After almost a year of declining revenues, there is finally a silver lining for telecom operators if the latest numbers from the Telecom Regulatory Authority of India (Trai) on the sector’s performance during the July-September quarter of 2017-18 are to be believed. The industry revenue from data alone rose for the second consecutive quarter on a sequential basis. Data revenue during Q2FY18 rose by a staggering 59% to Rs 11,900 crore, compared with Q1FY18, registering a quantum growth quarter-on-quarter. On a year-on-year (Y-o-Y) basis, data revenue grew double-digit at 27% from Rs 9,400 crore in Q2FY17. Analysts said revenue from data rose in FY18 as Jio started charging its subscribers from April 1, 2017. Besides, when the company revised its tariff plans in July 2017, they became costlier by around 33% for consumers. The move also provided the industry with an opportunity to stem the free fall in ARPU levels seen in the past quarters. According to Kotak Institutional Equities, the ARPU range of Jio’s plans announced in July stood at Rs 122-661, as against Rs 97-630 announced earlier. Besides, as operators came out with more bundled offers to not just ring-fence their higher ARPU subscribers but also to add more data users and encourage 2G users to upgrade to 4G, consumption rose manifold. Average data consumption per subscriber on a Y-o-Y basis rose six-fold to more than 4.6GB during Q2FY18 from 772 MB.

Brokerage firm CLSA in a report in November said, “Jio’s launch has triggered an exponential growth in data usage with Bharti also seeing a 4x jump in per-subscriber usage to over 4GB/month. While Bharti lost data subscribers when Jio was free, since April 2017, when Jio turned pay, Bharti has added over 8 million data subscribers and 14 million 3G/4G data subscribers.” Another factor spurring data consumption is the growth in smartphone users. India has around 400 million smartphone users, which is expected to grow in the near and medium term, as more consumers upgrade to smartphones. Analysts expect more than 50% of the country’s population using smartphones in the next two-three years. According to CLSA projections, feature phone shipments in FY19 will remain flat at 137 million compared to FY18, whereas smartphone shipments will grow by more than 7% to 131 million during the same period. According to research firm Canalys, India overtook the US as the world’s second-largest smartphone market after China, with shipments touching a record 40 million units during October-December 2017.

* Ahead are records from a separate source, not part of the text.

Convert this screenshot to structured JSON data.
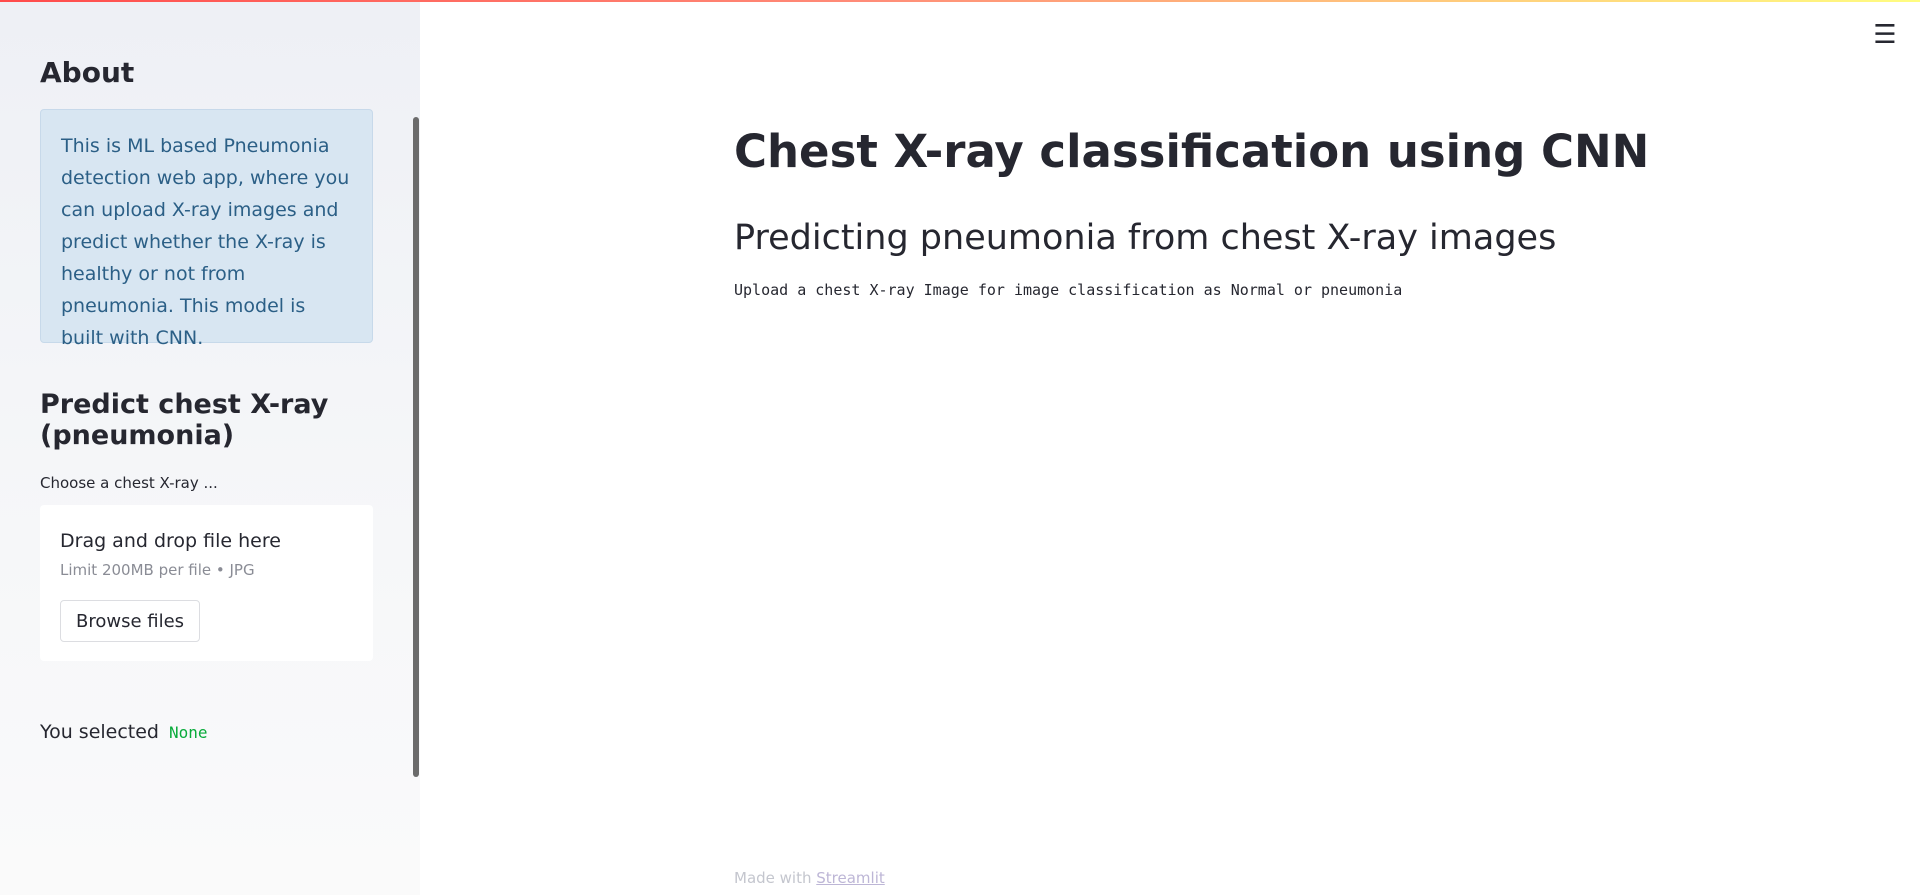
{
  "colors": {
    "accent": "#ff4b4b",
    "info_bg": "#d8e6f2",
    "info_text": "#2b5f86",
    "selected_value": "#09ab3b"
  },
  "sidebar": {
    "about_title": "About",
    "info_text": "This is ML based Pneumonia detection web app, where you can upload X-ray images and predict whether the X-ray is healthy or not from pneumonia. This model is built with CNN.",
    "predict_title": "Predict chest X-ray (pneumonia)",
    "uploader": {
      "label": "Choose a chest X-ray ...",
      "drop_text": "Drag and drop file here",
      "limit_text": "Limit 200MB per file • JPG",
      "browse_label": "Browse files"
    },
    "selected": {
      "label": "You selected",
      "value": "None"
    }
  },
  "main": {
    "menu_icon": "hamburger-menu-icon",
    "menu_glyph": "☰",
    "title": "Chest X-ray classification using CNN",
    "subtitle": "Predicting pneumonia from chest X-ray images",
    "instruction": "Upload a chest X-ray Image for image classification as Normal or pneumonia"
  },
  "footer": {
    "made_with": "Made with",
    "link_text": "Streamlit"
  }
}
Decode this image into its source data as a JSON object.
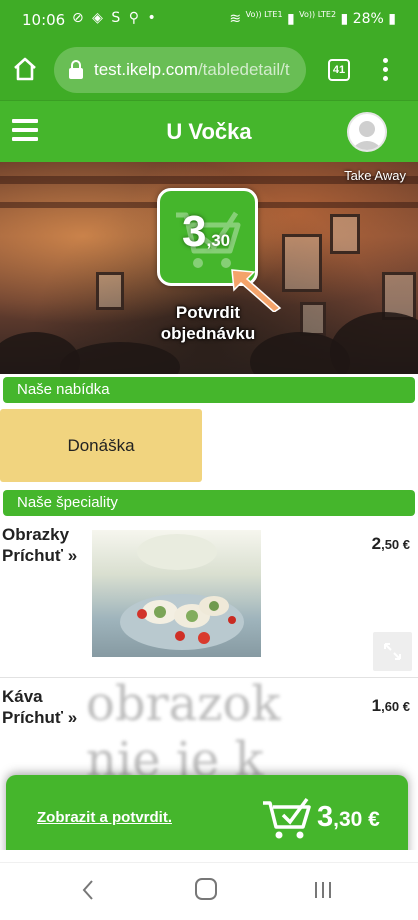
{
  "status_bar": {
    "time": "10:06",
    "icons_left": "⊘ ◈ S ⚲ •",
    "network_1": "Vo)) LTE1",
    "network_2": "Vo)) LTE2",
    "battery": "28%"
  },
  "browser": {
    "url_host": "test.ikelp.com",
    "url_path": "/tabledetail/t",
    "tab_count": "41"
  },
  "header": {
    "title": "U Vočka"
  },
  "hero": {
    "take_away_label": "Take Away",
    "cart_amount_main": "3",
    "cart_amount_cents": ",30",
    "confirm_label": "Potvrdit objednávku"
  },
  "sections": {
    "offer_title": "Naše nabídka",
    "specials_title": "Naše špeciality"
  },
  "offer": {
    "tile_label": "Donáška"
  },
  "products": [
    {
      "name": "Obrazky Príchuť »",
      "price_main": "2",
      "price_cents": ",50 €"
    },
    {
      "name": "Káva Príchuť »",
      "price_main": "1",
      "price_cents": ",60 €"
    }
  ],
  "placeholder_text": "obrazok nie je k",
  "checkout": {
    "link_label": "Zobrazit a potvrdit.",
    "amount_main": "3",
    "amount_cents": ",30 €"
  },
  "colors": {
    "brand_green": "#45b62c",
    "status_green": "#3fac26",
    "offer_tile": "#f1d47f",
    "arrow": "#f4a36a"
  }
}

While the story of India’s experiments with data is bright, the voice segment is still a sore point for telecom operators. Voice revenue and ARPUs have been weakening consistently as incumbents diluted their bundled plans to cater to a larger base of customers. Voice revenues have been declining consistently since the last five quarters. Revenue during Q2FY18 stood at `17,000 crore, a quarter-on-quarter decline of 13%. The year-on-year drop was steeper at 34% from Rs 25,700 crore. The decline in voice revenue in Q2FY18 against Q1FY18 was more compared to that in Q1FY18 compared to Q4FY17 as July-September is a seasonally weak quarter. Also, operators absorbed the increase in indirect taxes due to a GST rate of 18% against a service tax of 15% as intense competition prevented any pass-through of the hike to subscribers.

The decline is also more pronounced owing to the intensifying competition in the market. BNP Paribas said that even though subscriber growth is returning for Bharti Airtel, Vodafone India and Idea Cellular on the back of the exit of weaker operators, the incumbents have become more aggressive reducing their price premium over Jio – to around 10%. The brokerage in the same report in November said that it expects Arpu pressure to continue in Q3FY18 given the interconnect usage charge (IUC) rate cut, acquisition of low-end customers and aggressive new plans. “However, we expect recovery starting Q4FY18 due to industry consolidation, tariff increases by Jio, unsustainable tariff levels and rising data usage,” the report added.